31st Annual Centennial Accord draws on wisdom and experience to meet our common challenges

  • November 24, 2020

​By Commerce Tribal Liaison Ernie Rasmussen

Office of Indian Affairs Logo

The government-to-government relationship between the State of Washington and the 29 sovereign Tribes of Washington state, along with two Tribes from Oregon, is not wholly unique.  Most state governments that have Tribes within their boundaries work to honor the inherent Tribal sovereignty as defined by Supreme Court Justice John Marshall in the early 1800s.  What is unique here is Washington State Law (RCW 43.376) defining a level of duty and care to establish and maintain our valued G2G relationship with Tribes.

The 31st Annual Centennial Accord provided another such opportunity to strengthen our efforts to collaborate and coordinate work with 31 different Tribal governments.  It was an honor to sit alongside Governor Inslee, Director Brown and her fellow cabinet  agency leaders to listen and learn from our Tribal partners about their priorities. It was humbling, to say the least, to present updates on the good work of our Commerce teams to meet our mission in alignment with Tribes’ priorities.

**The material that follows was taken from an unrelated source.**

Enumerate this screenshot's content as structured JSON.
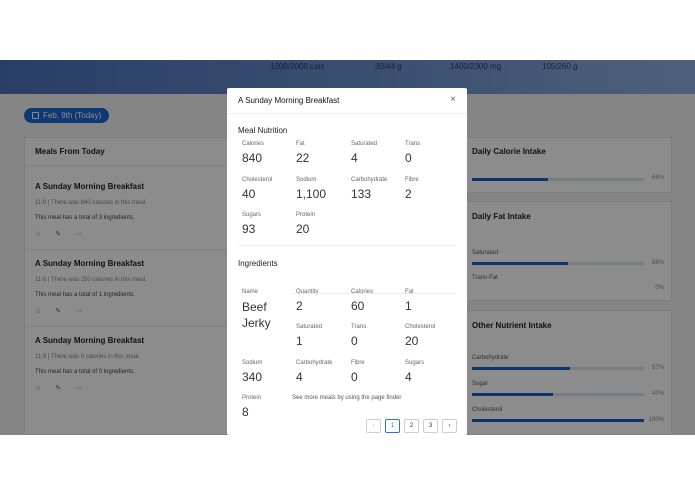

Every division within Commerce somehow touches on Tribal priorities. Energy division leader Michael Furze and his team are focused on climate change mitigation strategies, including transportation electrification and building energy efficiency. The local government division, led by Mark Barkley, supports land use planning to address Washington’s growing population and impacts on natural resources, along with working to address infrastructure development. Diane Klontz’s team in the community services and housing division continues to demonstrate effective working relationships with Tribes throughout the state, especially related to emergency shelter needs during the pandemic. Commerce’s Office of Economic Development and Competitiveness, led by Chris Green, works in partnership with a number of Tribes to develop stronger, more resilient rural economies.

Of course, the Centennial Accord reiterated the importance of broadband as a strategy for preserving public health in the face of COVID-19.  This is a clear priority at Commerce, demonstrated through commitments by the Community Economic Revitalization Board, support for key Tribal broadband construction projects from the Public Works Board, and Russ Elliott’s policy leadership at the state Broadband Office working to bridge the digital divide in Indian Country.

Coming away from the 2020 Centennial Accord, we still have much work to do to preserve public health and to lead a post-pandemic economic recovery. I’m confident that working together with this team and the Tribes of Washington State, we will succeed and meet the next big challenge ahead.